Di jiu tianchang / So Long, My Son’ı geç de olsa izledim son dönemde. Özellikle bir oyuncu için izlemesi oldukça keyifli bir film bence. Karakterlerin yıllar içindeki değişimlerini, etkileyici oyunculuk performanslarıyla izlemek ilham vericiydi. The Lost Daughter’ı da çok sevdim. Olivia Colman’a zaten hayranım, bu filmde de bayıldım kendisine. En yeni favorim ise Nazlı Elif Durlu’nun Zuhal filmi oldu. Festivalde izleme şansı buldum ve çok beğendim.

Son zamanlarda izlediğin dizilerden favorilerin?

Biraz garip olacak ama ben The Office‘i daha yeni izledim, dilimden düşüremiyorum. Komedi izlemeyi çok severim, o yüzden geç de olsa bir cevher bulmuş gibi hissediyorum kendimi.

Belgesel çekecek olsan neyle ilgili olurdu?

Yeni bir ülkeye yerleşmek, oradaki kimliğini ve ait olduğun yeri bulma durumu ilgimi çekiyor. Son yıllarda yurt dışında yaşadığım için sanırım, bu beni en çok çeken konu. Bu süreci yaşayan başkalarıyla da konuşup onların süreçlerine şahit olmak ve yakından incelemek enteresan olabilirdi.

Hayatta yaptığın ilk iş neydi? Anlatır mısın?

Oyunculuğa çocukken başladığım için ilk para kazandığım işim oyunculuktu. İlk olarak 8 yaşımda, bir dizinin bir bölümünde oynamıştım.

Küçükken nasıl bir öğrenciydin?

Fazla konuşan, enerjik ve klasik eğitim sistemine uyamayan bir öğrenciydim. Hatta sürekli dersten atıldığım için ilkokulu pek sınıfta geçirdiğimi söyleyemeyeceğim. 40 dakika boyunca sıkıcı bir konuyu sessizce oturarak dinlemeyi çok zor öğrendim. Tabii yıllar içinde bununla başa çıkmayı daha iyi becerdim. Derslere pek odaklanamasam da notlarım kötü değildi hiçbir zaman.

Küçükken bir idolün var mıydı?

Küçükken idolüm ablamdı. Benden 11 yaş büyüktü, ben çocukken o üniversitedeydi yani ve büyüyünce onun gibi olmak istiyordum. Yaptığı her şeyi hayranlıkla izlerdim.

Son zamanlarda içinde en çok vakit geçirdiğin kitap?

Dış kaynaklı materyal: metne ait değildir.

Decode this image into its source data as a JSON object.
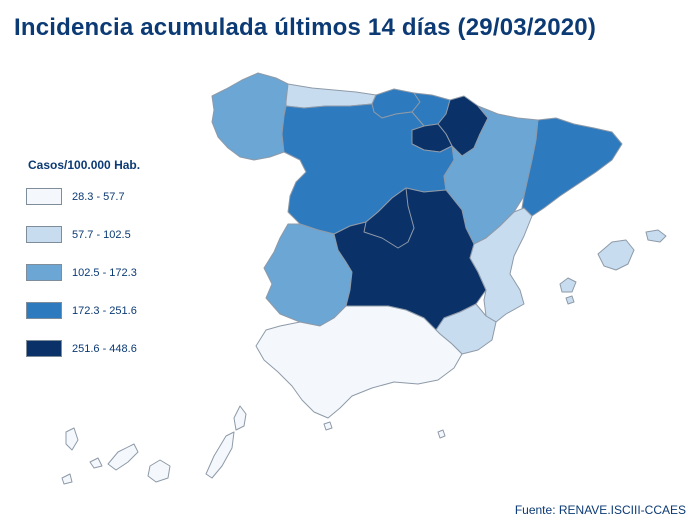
{
  "title": "Incidencia acumulada últimos 14 días (29/03/2020)",
  "legend": {
    "title": "Casos/100.000 Hab.",
    "items": [
      {
        "label": "28.3 - 57.7",
        "color": "#f4f8fc"
      },
      {
        "label": "57.7 - 102.5",
        "color": "#c8dcf0"
      },
      {
        "label": "102.5 - 172.3",
        "color": "#6ba6d4"
      },
      {
        "label": "172.3 - 251.6",
        "color": "#2e7abe"
      },
      {
        "label": "251.6 - 448.6",
        "color": "#0a3168"
      }
    ]
  },
  "source": "Fuente: RENAVE.ISCIII-CCAES",
  "map": {
    "regions": [
      {
        "name": "galicia",
        "class": 2
      },
      {
        "name": "asturias",
        "class": 1
      },
      {
        "name": "cantabria",
        "class": 3
      },
      {
        "name": "pais-vasco",
        "class": 3
      },
      {
        "name": "navarra",
        "class": 4
      },
      {
        "name": "la-rioja",
        "class": 4
      },
      {
        "name": "castilla-y-leon",
        "class": 3
      },
      {
        "name": "aragon",
        "class": 2
      },
      {
        "name": "cataluna",
        "class": 3
      },
      {
        "name": "extremadura",
        "class": 2
      },
      {
        "name": "castilla-la-mancha",
        "class": 4
      },
      {
        "name": "madrid",
        "class": 4
      },
      {
        "name": "comunidad-valenciana",
        "class": 1
      },
      {
        "name": "murcia",
        "class": 1
      },
      {
        "name": "andalucia",
        "class": 0
      },
      {
        "name": "baleares",
        "class": 1
      },
      {
        "name": "canarias",
        "class": 0
      },
      {
        "name": "ceuta",
        "class": 0
      },
      {
        "name": "melilla",
        "class": 0
      }
    ]
  }
}
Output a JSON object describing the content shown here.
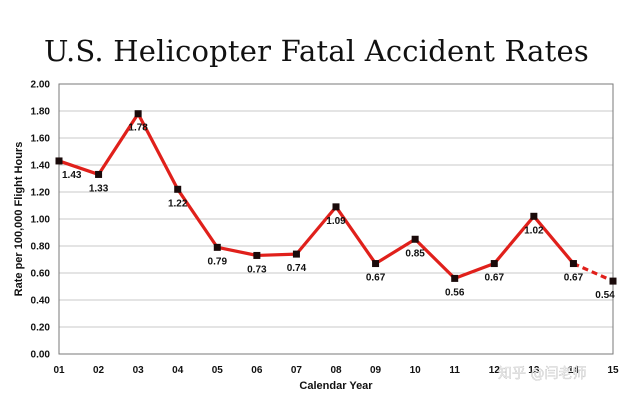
{
  "chart_data": {
    "type": "line",
    "title": "U.S. Helicopter Fatal Accident Rates",
    "xlabel": "Calendar Year",
    "ylabel": "Rate per 100,000 Flight Hours",
    "categories": [
      "01",
      "02",
      "03",
      "04",
      "05",
      "06",
      "07",
      "08",
      "09",
      "10",
      "11",
      "12",
      "13",
      "14",
      "15"
    ],
    "x_tick_labels": [
      "01",
      "02",
      "03",
      "04",
      "05",
      "06",
      "07",
      "08",
      "09",
      "10",
      "11",
      "12",
      "13",
      "14",
      "15"
    ],
    "values": [
      1.43,
      1.33,
      1.78,
      1.22,
      0.79,
      0.73,
      0.74,
      1.09,
      0.67,
      0.85,
      0.56,
      0.67,
      1.02,
      0.67,
      0.54
    ],
    "data_labels": [
      "1.43",
      "1.33",
      "1.78",
      "1.22",
      "0.79",
      "0.73",
      "0.74",
      "1.09",
      "0.67",
      "0.85",
      "0.56",
      "0.67",
      "1.02",
      "0.67",
      "0.54"
    ],
    "y_ticks": [
      "0.00",
      "0.20",
      "0.40",
      "0.60",
      "0.80",
      "1.00",
      "1.20",
      "1.40",
      "1.60",
      "1.80",
      "2.00"
    ],
    "ylim": [
      0,
      2.0
    ],
    "grid": true,
    "dashed_last_segment": true,
    "line_color": "#e0201b",
    "marker_color": "#1a0a0a"
  },
  "watermark": "知乎 @闫老师"
}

Gabriel García Márquez’in Kolera Günlerinde Aşk’ıyla vakit geçirdim son dönemlerde.  Márquez’in diğer kitaplarıyla da vakit geçirmeyi çok seviyorum. Kurduğu büyülü atmosferi hayal etmek çok keyifli bence.

Son zamanlarda en çok dinlediğin müzikler (albüm, şarkılar)?

The Alan Parsons Project – Eye In The Sky
Parcels – Withorwithout
Two Door Cinema Club – Sun
Karsu – Sonunda
Mormor – Pass The Hours
Spinvis – Ik wil Alleen Maar Zwemmen

En iyi yaptığın yemek?

Asya mutfağına düşkünüm ben, o yüzden köri diyeceğim sanırım. Çeşitli iyi yaptığım köri yemekleri var.

Son zamanlarda edindiğin bir mutfak alışkanlığı?

Et yemeyi çok severim normalde ama son dönemde daha az et yemeye çalışıyorum. O yüzden vejetaryen yemekler deniyorum, sebzeleri daha fazla kullanmaya başladım. 

En çok söylediğin yalan?

“Yoo, problem değil.”

Yeniden yaşamak isteyeceğin bir gün/an?

Kız Kardeşler filmimizi Berlin Film Festivali’nde gösterdiğimiz günü tekrar yaşamak çok isterim. O kadar büyüleyici bir gündü ki heyecandan günün çoğunu hatırlamıyorum. Baştan sona, daha sakin bir hâlde yaşamak isterdim.

Bu aralar sana en iyi gelen şey?

Tığ ile bir şeyler örmek bana çok iyi geliyor. Bir şeyler tasarlayıp üretmeyi seviyorum, bana çok rahatlatıcı geliyor.